Server

Search Indexing Logic

Updated: April 14, 2025

Hyland University
Watch the related courses on Hyland University:
Configuring Searches in Nuxeo Studio Modeler & Designer.

Indexing

The indexing process involves stacking indexing commands when manipulating sessions to create, update, or delete documents. These commands are then emitted as indexing domain events into a source/indexing stream when the transaction is committed.

There are two indexing processors:

  • A Synchronous processor: When a UI request is involved, some indexing commands are marked as synchronous. After transaction commit, the thread waits for these specific commands to be processed by the synchronous processor before returning. This way the next UI request is able to search updated documents, giving a real time indexing appearance. The synchronous processor reads the source/indexing stream and processes simple events marked as synchronous. It also refreshes the index to ensure updates are searchable.
  • An Asynchronous processor: It reads the same source/indexing stream and processes all commands not handled by the synchronous processor. This includes heavy operations like indexing all children (recursive commands) when moving a folder or changing an ACL.

When indexing a document, the Nuxeo Platform sends a JSON representation to be indexed. A creation or update command submits the complete document. For OpenSearch/Elasticsearch engines, the JSON document can be viewed in the _source field. It is possible to override the default JSON writer (DefaultIndexingJsonWriter).

Note that this is a new indexing logic implemented in LTS 2025, which no longer relies on WorkManager.

Searching and Limitations

NXQL Queries are translated by the SearchClient.

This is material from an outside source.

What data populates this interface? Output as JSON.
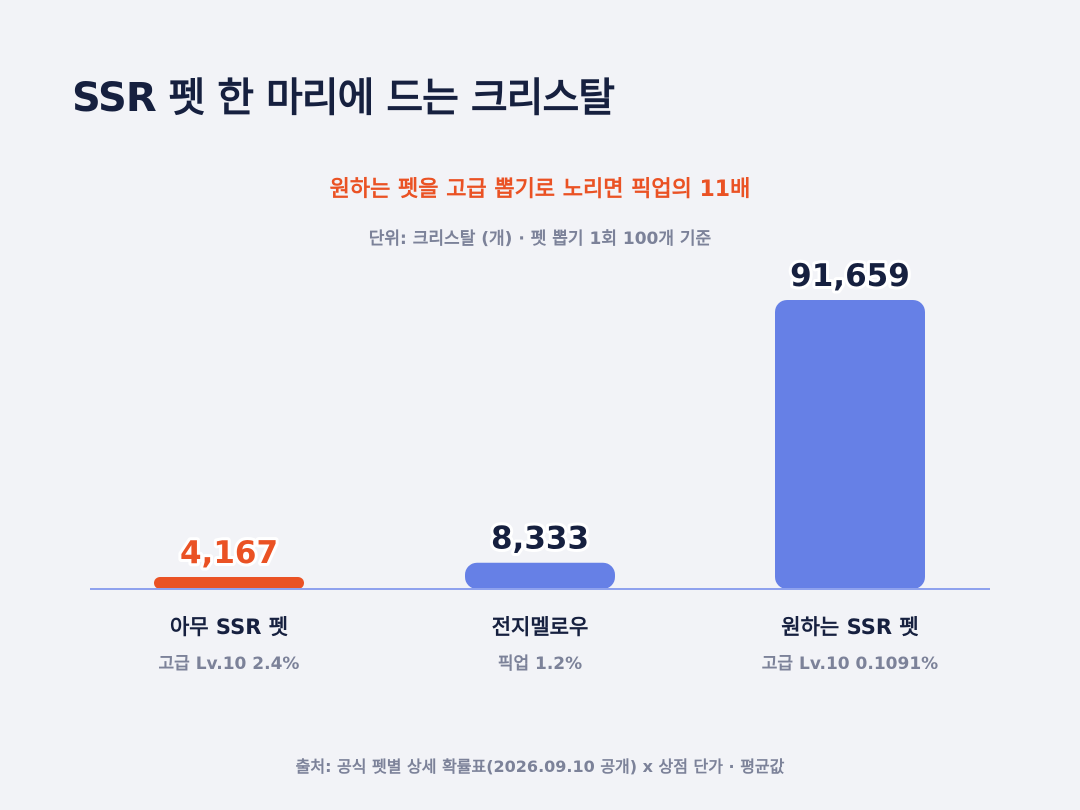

Some implementations may have some limitations or different behavior. they are documented in the NXQL documentation. and below.

OpenSearch 1 Search Client

This search client provides access to OpenSearch 1.x, Elasticsearch 7.x and 8.x Search engines.

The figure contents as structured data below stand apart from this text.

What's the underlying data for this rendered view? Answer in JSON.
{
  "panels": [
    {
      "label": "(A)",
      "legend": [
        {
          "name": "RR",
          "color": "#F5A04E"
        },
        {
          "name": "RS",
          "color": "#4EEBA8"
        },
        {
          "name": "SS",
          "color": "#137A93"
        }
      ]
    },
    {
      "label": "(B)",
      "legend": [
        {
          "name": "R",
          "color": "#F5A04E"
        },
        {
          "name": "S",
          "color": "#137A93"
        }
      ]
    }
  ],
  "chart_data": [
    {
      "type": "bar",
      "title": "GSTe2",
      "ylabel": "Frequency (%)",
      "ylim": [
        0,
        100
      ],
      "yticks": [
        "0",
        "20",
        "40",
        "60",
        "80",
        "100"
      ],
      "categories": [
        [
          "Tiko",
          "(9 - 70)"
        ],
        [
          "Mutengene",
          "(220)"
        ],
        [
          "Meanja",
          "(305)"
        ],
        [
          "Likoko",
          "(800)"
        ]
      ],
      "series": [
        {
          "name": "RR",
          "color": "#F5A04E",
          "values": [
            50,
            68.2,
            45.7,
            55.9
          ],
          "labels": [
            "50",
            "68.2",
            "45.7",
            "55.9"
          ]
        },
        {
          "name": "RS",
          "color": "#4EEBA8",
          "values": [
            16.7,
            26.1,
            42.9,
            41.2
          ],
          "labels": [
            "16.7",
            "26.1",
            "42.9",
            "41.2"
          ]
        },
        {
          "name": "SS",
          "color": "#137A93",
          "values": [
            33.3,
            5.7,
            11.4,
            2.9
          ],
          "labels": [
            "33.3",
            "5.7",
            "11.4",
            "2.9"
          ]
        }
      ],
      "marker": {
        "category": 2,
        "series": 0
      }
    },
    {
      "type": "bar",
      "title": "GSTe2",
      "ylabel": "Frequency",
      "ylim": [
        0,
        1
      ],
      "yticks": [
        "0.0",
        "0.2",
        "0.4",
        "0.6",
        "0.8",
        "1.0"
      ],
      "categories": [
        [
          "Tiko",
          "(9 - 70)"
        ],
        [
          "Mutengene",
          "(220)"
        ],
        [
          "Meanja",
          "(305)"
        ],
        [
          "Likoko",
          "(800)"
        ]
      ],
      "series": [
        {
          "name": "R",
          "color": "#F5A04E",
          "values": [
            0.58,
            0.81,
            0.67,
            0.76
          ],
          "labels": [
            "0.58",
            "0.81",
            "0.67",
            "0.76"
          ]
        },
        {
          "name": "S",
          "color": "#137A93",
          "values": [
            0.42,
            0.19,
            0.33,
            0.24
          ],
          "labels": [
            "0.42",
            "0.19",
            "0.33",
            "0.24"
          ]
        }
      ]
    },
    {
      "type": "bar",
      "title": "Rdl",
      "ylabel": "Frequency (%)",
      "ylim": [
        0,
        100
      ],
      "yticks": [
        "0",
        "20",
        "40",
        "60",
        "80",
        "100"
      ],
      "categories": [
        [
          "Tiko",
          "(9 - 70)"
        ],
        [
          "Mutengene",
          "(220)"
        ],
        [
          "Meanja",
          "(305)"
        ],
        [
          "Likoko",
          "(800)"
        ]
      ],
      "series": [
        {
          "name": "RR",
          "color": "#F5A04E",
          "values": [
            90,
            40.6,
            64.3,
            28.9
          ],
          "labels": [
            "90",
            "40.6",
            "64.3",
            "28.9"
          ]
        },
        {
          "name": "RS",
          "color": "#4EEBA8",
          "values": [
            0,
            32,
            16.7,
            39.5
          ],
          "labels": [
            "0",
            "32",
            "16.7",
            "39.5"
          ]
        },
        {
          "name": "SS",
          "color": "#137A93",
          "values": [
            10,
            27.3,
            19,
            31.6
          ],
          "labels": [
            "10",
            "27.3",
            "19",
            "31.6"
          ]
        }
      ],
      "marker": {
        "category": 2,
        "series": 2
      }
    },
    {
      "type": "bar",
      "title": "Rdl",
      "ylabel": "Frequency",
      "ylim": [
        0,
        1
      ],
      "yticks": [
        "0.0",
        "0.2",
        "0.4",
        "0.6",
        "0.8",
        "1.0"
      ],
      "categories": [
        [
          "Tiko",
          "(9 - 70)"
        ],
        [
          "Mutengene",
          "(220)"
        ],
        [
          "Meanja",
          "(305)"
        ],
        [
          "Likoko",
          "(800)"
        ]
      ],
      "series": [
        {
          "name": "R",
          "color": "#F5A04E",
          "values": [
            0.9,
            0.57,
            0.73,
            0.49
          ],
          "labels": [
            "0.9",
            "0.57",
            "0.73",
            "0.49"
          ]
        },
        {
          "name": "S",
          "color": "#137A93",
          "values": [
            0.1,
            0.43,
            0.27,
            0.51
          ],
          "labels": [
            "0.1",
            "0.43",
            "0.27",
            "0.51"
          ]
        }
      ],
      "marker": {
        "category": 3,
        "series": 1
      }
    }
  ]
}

When the query does not specify an ordering, the results are sorted by descending order of relevance as described in Elasticsearch documentation. There are multiple ways to tune relevance:

Operators and Mapping

Some operators need an explicit mapping to work properly. This is the case for FULLTEXT, LIKE and ILIKE operators (STARTSWITH for ecm:path has a special mapping setup by default). See the page Configuring the OpenSearch Mapping for more information.

Security and ACLs

The security clause is automatically added to match the principal and its groups. Each document contains the list of the users or groups that have permission to browse the document.

Only the simplified ACL is supported with Elasticsearch (this is the default security mode since 6.0). Simplified ACL means we only handle DENY on Everyone (block all rights) and not DENY on principals.